El proyecto enviado al Congreso plantea auditorías, mayores controles y nuevas condiciones de acceso. Incluye la posibilidad de suspender beneficios por inconsistencias y fija restricciones para quienes tengan empleo formal.
El gobierno de Javier Milei envió este lunes al Congreso un proyecto de ley que introduce modificaciones en el sistema de pensiones por discapacidad, con el objetivo de reforzar los controles y revisar los criterios de otorgamiento y permanencia de estos beneficios.
La iniciativa, presentada como una “ley contra el fraude de pensiones por invalidez”, pone el foco en el crecimiento de estas prestaciones en las últimas décadas. Según datos oficiales citados en el texto, el número de pensiones pasó de 76.000 en 2003 a cerca de 1.200.000 en 2023, lo que motivó al Ejecutivo a impulsar un esquema más estricto de fiscalización.

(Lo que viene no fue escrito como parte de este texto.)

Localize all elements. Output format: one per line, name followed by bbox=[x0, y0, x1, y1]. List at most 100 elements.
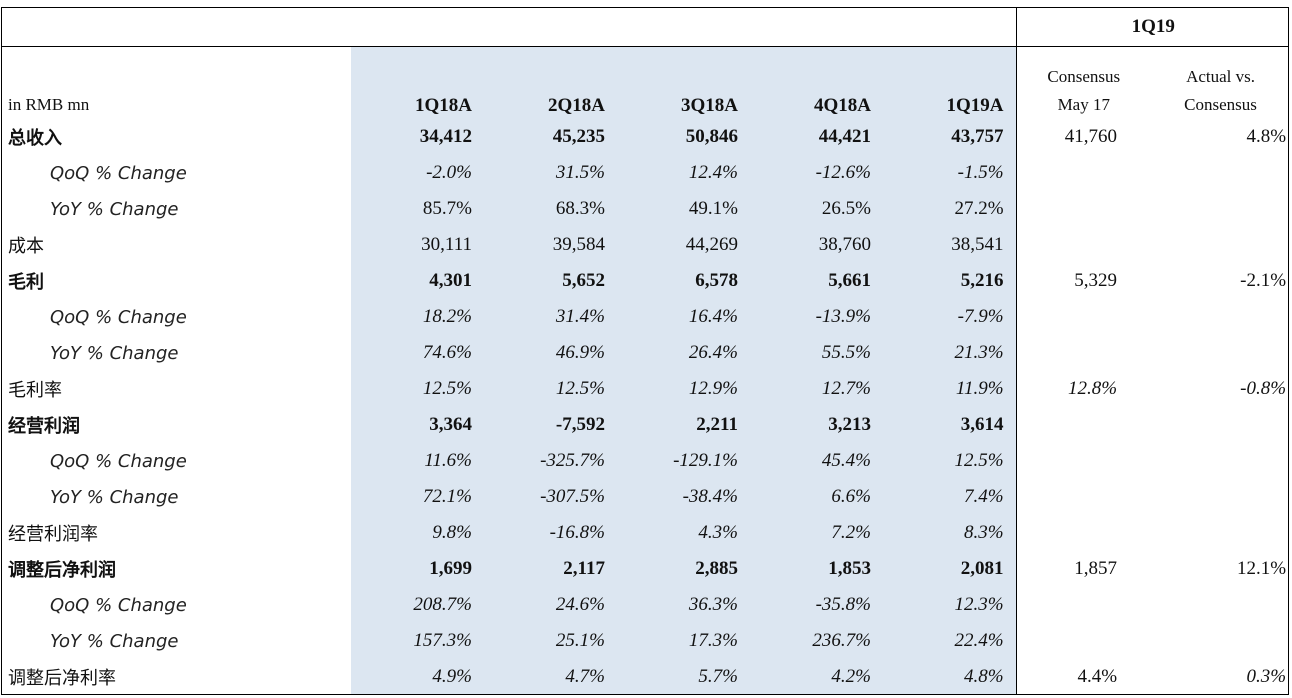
unit-label: in RMB mn bbox=[2, 46, 351, 119]
consensus-header-line1: Consensus bbox=[1047, 67, 1121, 86]
row-label: YoY % Change bbox=[50, 342, 179, 364]
actual-vs-consensus-header: Actual vs. Consensus bbox=[1151, 46, 1288, 119]
value-cell: 4,301 bbox=[351, 263, 484, 299]
header-row-columns: in RMB mn 1Q18A 2Q18A 3Q18A 4Q18A 1Q19A … bbox=[2, 46, 1288, 119]
consensus-header: Consensus May 17 bbox=[1015, 46, 1152, 119]
actual-vs-consensus-cell bbox=[1151, 335, 1288, 371]
table-row: YoY % Change 85.7% 68.3% 49.1% 26.5% 27.2% bbox=[2, 191, 1288, 227]
row-label: YoY % Change bbox=[50, 630, 179, 652]
value-cell: 18.2% bbox=[351, 299, 484, 335]
value-cell: 11.6% bbox=[351, 443, 484, 479]
actual-vs-consensus-cell bbox=[1151, 155, 1288, 191]
value-cell: -16.8% bbox=[484, 515, 617, 551]
consensus-cell bbox=[1015, 479, 1152, 515]
value-cell: 72.1% bbox=[351, 479, 484, 515]
actual-vs-consensus-cell bbox=[1151, 443, 1288, 479]
value-cell: 22.4% bbox=[883, 623, 1017, 659]
value-cell: 26.4% bbox=[617, 335, 750, 371]
table-row: 毛利 4,301 5,652 6,578 5,661 5,216 5,329 -2.1% bbox=[2, 263, 1288, 299]
value-cell: 39,584 bbox=[484, 227, 617, 263]
value-cell: 74.6% bbox=[351, 335, 484, 371]
value-cell: 4.3% bbox=[617, 515, 750, 551]
consensus-cell bbox=[1015, 443, 1152, 479]
table-row: 调整后净利润 1,699 2,117 2,885 1,853 2,081 1,857 12.1… bbox=[2, 551, 1288, 587]
value-cell: 3,213 bbox=[750, 407, 883, 443]
actual-vs-consensus-cell bbox=[1151, 191, 1288, 227]
value-cell: -7,592 bbox=[484, 407, 617, 443]
value-cell: 3,614 bbox=[883, 407, 1017, 443]
table-row: 成本 30,111 39,584 44,269 38,760 38,541 bbox=[2, 227, 1288, 263]
value-cell: 1,853 bbox=[750, 551, 883, 587]
value-cell: 5.7% bbox=[617, 659, 750, 694]
value-cell: 30,111 bbox=[351, 227, 484, 263]
period-header-2q18a: 2Q18A bbox=[484, 46, 617, 119]
row-label: 毛利 bbox=[8, 272, 44, 293]
value-cell: 208.7% bbox=[351, 587, 484, 623]
consensus-cell bbox=[1015, 587, 1152, 623]
value-cell: 85.7% bbox=[351, 191, 484, 227]
value-cell: 2,885 bbox=[617, 551, 750, 587]
value-cell: -1.5% bbox=[883, 155, 1017, 191]
header-row-top: 1Q19 bbox=[2, 8, 1288, 47]
table-row: YoY % Change 72.1% -307.5% -38.4% 6.6% 7.4% bbox=[2, 479, 1288, 515]
row-label: 毛利率 bbox=[8, 380, 62, 401]
row-label: YoY % Change bbox=[50, 198, 179, 220]
actual-vs-consensus-cell bbox=[1151, 515, 1288, 551]
value-cell: 45,235 bbox=[484, 119, 617, 155]
actual-vs-consensus-cell bbox=[1151, 299, 1288, 335]
actual-vs-consensus-cell: 4.8% bbox=[1246, 126, 1287, 147]
value-cell: 4.7% bbox=[484, 659, 617, 694]
value-cell: -7.9% bbox=[883, 299, 1017, 335]
value-cell: 7.4% bbox=[883, 479, 1017, 515]
actual-vs-consensus-cell bbox=[1151, 227, 1288, 263]
table-row: QoQ % Change 11.6% -325.7% -129.1% 45.4% 12.5… bbox=[2, 443, 1288, 479]
table-row: QoQ % Change 18.2% 31.4% 16.4% -13.9% -7.9% bbox=[2, 299, 1288, 335]
value-cell: 5,216 bbox=[883, 263, 1017, 299]
value-cell: 2,081 bbox=[883, 551, 1017, 587]
value-cell: 4.8% bbox=[883, 659, 1017, 694]
consensus-cell bbox=[1015, 155, 1152, 191]
value-cell: 157.3% bbox=[351, 623, 484, 659]
value-cell: 17.3% bbox=[617, 623, 750, 659]
row-label: QoQ % Change bbox=[50, 306, 187, 328]
value-cell: 6,578 bbox=[617, 263, 750, 299]
row-label: QoQ % Change bbox=[50, 594, 187, 616]
value-cell: 43,757 bbox=[883, 119, 1017, 155]
value-cell: 8.3% bbox=[883, 515, 1017, 551]
table-row: 毛利率 12.5% 12.5% 12.9% 12.7% 11.9% 12.8% -0.8% bbox=[2, 371, 1288, 407]
value-cell: 31.5% bbox=[484, 155, 617, 191]
consensus-cell bbox=[1015, 191, 1152, 227]
value-cell: -13.9% bbox=[750, 299, 883, 335]
value-cell: 38,760 bbox=[750, 227, 883, 263]
value-cell: 21.3% bbox=[883, 335, 1017, 371]
value-cell: 46.9% bbox=[484, 335, 617, 371]
value-cell: -12.6% bbox=[750, 155, 883, 191]
value-cell: 24.6% bbox=[484, 587, 617, 623]
value-cell: 1,699 bbox=[351, 551, 484, 587]
value-cell: -129.1% bbox=[617, 443, 750, 479]
row-label: 总收入 bbox=[8, 128, 62, 149]
value-cell: 9.8% bbox=[351, 515, 484, 551]
value-cell: 236.7% bbox=[750, 623, 883, 659]
actual-vs-consensus-cell: -0.8% bbox=[1240, 378, 1287, 399]
value-cell: 2,117 bbox=[484, 551, 617, 587]
financial-summary-table: 1Q19 in RMB mn 1Q18A 2Q18A 3Q18A 4Q18A 1… bbox=[1, 7, 1289, 695]
table-row: YoY % Change 74.6% 46.9% 26.4% 55.5% 21.3% bbox=[2, 335, 1288, 371]
row-label: YoY % Change bbox=[50, 486, 179, 508]
value-cell: 45.4% bbox=[750, 443, 883, 479]
value-cell: 12.3% bbox=[883, 587, 1017, 623]
value-cell: 5,652 bbox=[484, 263, 617, 299]
value-cell: 12.5% bbox=[351, 371, 484, 407]
value-cell: 12.4% bbox=[617, 155, 750, 191]
actual-vs-consensus-cell bbox=[1151, 407, 1288, 443]
consensus-cell: 5,329 bbox=[1015, 263, 1152, 299]
consensus-cell bbox=[1015, 407, 1152, 443]
value-cell: -307.5% bbox=[484, 479, 617, 515]
actual-vs-consensus-cell bbox=[1151, 623, 1288, 659]
value-cell: 12.7% bbox=[750, 371, 883, 407]
value-cell: 49.1% bbox=[617, 191, 750, 227]
consensus-cell bbox=[1015, 623, 1152, 659]
value-cell: -35.8% bbox=[750, 587, 883, 623]
consensus-cell bbox=[1015, 227, 1152, 263]
consensus-header-line2: May 17 bbox=[1057, 95, 1110, 114]
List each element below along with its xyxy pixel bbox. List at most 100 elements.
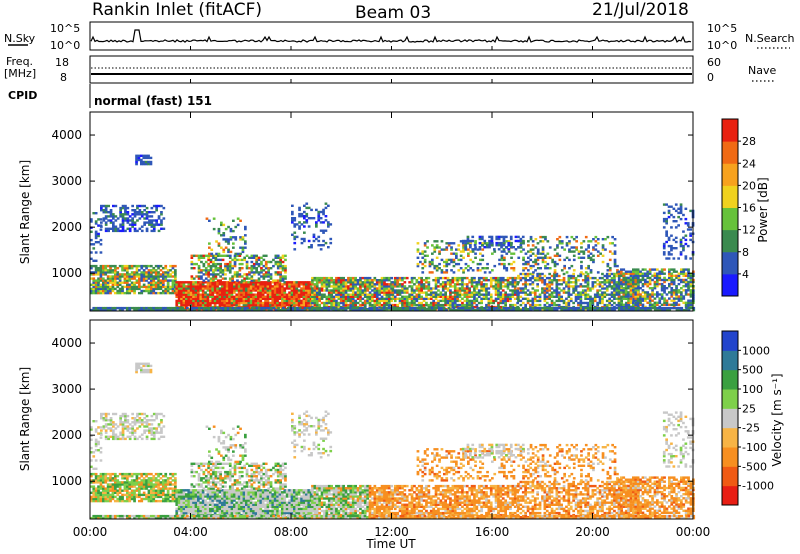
power-cell [133,271,136,274]
power-cell [387,297,391,300]
power-cell [209,254,213,257]
power-cell [469,250,473,253]
power-cell [569,281,573,284]
power-cell [339,299,343,303]
power-cell [522,267,525,270]
power-cell [487,291,491,294]
power-cell [157,279,160,282]
power-cell [107,211,110,214]
power-cell [201,293,205,296]
power-cell [679,240,683,244]
power-cell [182,299,186,303]
power-cell [475,303,479,307]
power-cell [140,271,144,274]
power-cell [391,287,395,290]
power-cell [330,301,333,305]
power-cell [288,283,291,286]
power-cell [622,287,626,290]
power-cell [505,246,508,249]
power-cell [539,240,542,243]
power-cell [363,287,367,290]
power-cell [135,306,139,310]
power-cell [185,281,188,284]
power-cell [670,268,674,271]
power-cell [557,274,561,278]
power-cell [109,287,112,291]
power-cell [529,250,533,253]
power-cell [109,275,112,278]
power-cell [177,301,181,305]
power-cell [92,264,96,268]
power-cell [620,274,623,277]
power-cell [510,252,513,255]
power-cell [235,295,239,298]
power-cell [469,306,472,310]
power-cell [589,303,592,307]
power-cell [320,306,324,310]
power-cell [410,301,414,305]
power-cell [656,293,659,296]
power-cell [668,278,671,282]
power-cell [445,269,449,272]
power-cell [569,285,573,288]
power-cell [430,308,434,312]
power-cell [658,297,662,300]
power-cell [140,273,144,276]
power-cell [653,293,657,296]
power-cell [427,281,431,284]
power-cell [675,303,678,306]
power-cell [441,289,445,292]
power-cell [550,279,554,282]
power-cell [112,221,115,224]
power-cell [636,293,640,296]
power-cell [437,289,440,292]
power-cell [166,308,170,312]
power-cell [434,295,438,298]
power-cell [337,293,341,296]
power-cell [444,293,447,296]
power-cell [216,299,219,303]
power-cell [405,295,409,298]
power-cell [416,242,420,245]
power-cell [337,281,341,284]
power-cell [555,293,559,296]
power-cell [216,273,220,276]
power-cell [221,281,224,284]
power-cell [420,297,423,300]
power-cell [259,285,263,288]
power-cell [682,247,685,250]
power-cell [297,285,301,288]
power-cell [682,297,686,300]
power-cell [239,252,242,256]
power-cell [579,274,583,278]
power-cell [560,242,564,245]
power-cell [133,287,136,291]
power-cell [373,303,377,307]
power-cell [259,281,263,284]
power-cell [204,285,207,288]
power-cell [684,217,688,221]
power-cell [327,223,330,226]
power-cell [570,308,573,312]
power-cell [240,299,243,303]
power-cell [344,303,348,307]
power-cell [517,274,520,278]
power-cell [401,287,404,290]
power-cell [252,299,255,303]
power-cell [390,276,393,280]
power-cell [290,293,294,296]
power-cell [157,229,161,233]
power-cell [320,283,324,286]
power-cell [541,306,544,310]
power-cell [584,271,588,274]
power-cell [281,293,284,296]
power-cell [109,209,113,212]
power-cell [656,295,659,298]
power-cell [385,291,389,294]
power-cell [302,293,306,296]
power-cell [434,276,438,280]
power-cell [670,289,674,292]
power-cell [473,305,476,309]
power-cell [169,273,172,276]
power-cell [462,269,465,272]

Entre los puntos centrales del proyecto se destaca el reempadronamiento obligatorio de todos los beneficiarios de pensiones no contributivas por invalidez. La medida establece que los titulares deberán actualizar sus datos personales, médicos y socioeconómicos en un plazo mínimo de 90 días, con posibilidad de una prórroga de 30 días. En caso de incumplimiento, el Estado podrá suspender automáticamente el beneficio y, si la situación no se regulariza en los 60 días posteriores, avanzar con la baja definitiva.
Además, el texto habilita auditorías periódicas mediante cruces de información con organismos como ANSES y agencias tributarias, con el objetivo de detectar inconsistencias. Incluso, contempla la suspensión preventiva de las pensiones mientras se revisa cada caso.
El proyecto también introduce cambios en los requisitos de acceso y permanencia. Entre ellos, establece la incompatibilidad de la pensión con el empleo formal, lo que limita la posibilidad de complementar ingresos. Asimismo, redefine el monto del beneficio, fijándolo en el 70% del haber mínimo jubilatorio.
Si bien la iniciativa propone modificar el marco normativo vigente, el Ejecutivo aún no implementó la ley de emergencia en discapacidad aprobada por el Congreso el año pasado, un punto que también forma parte del debate político en torno a estas reformas.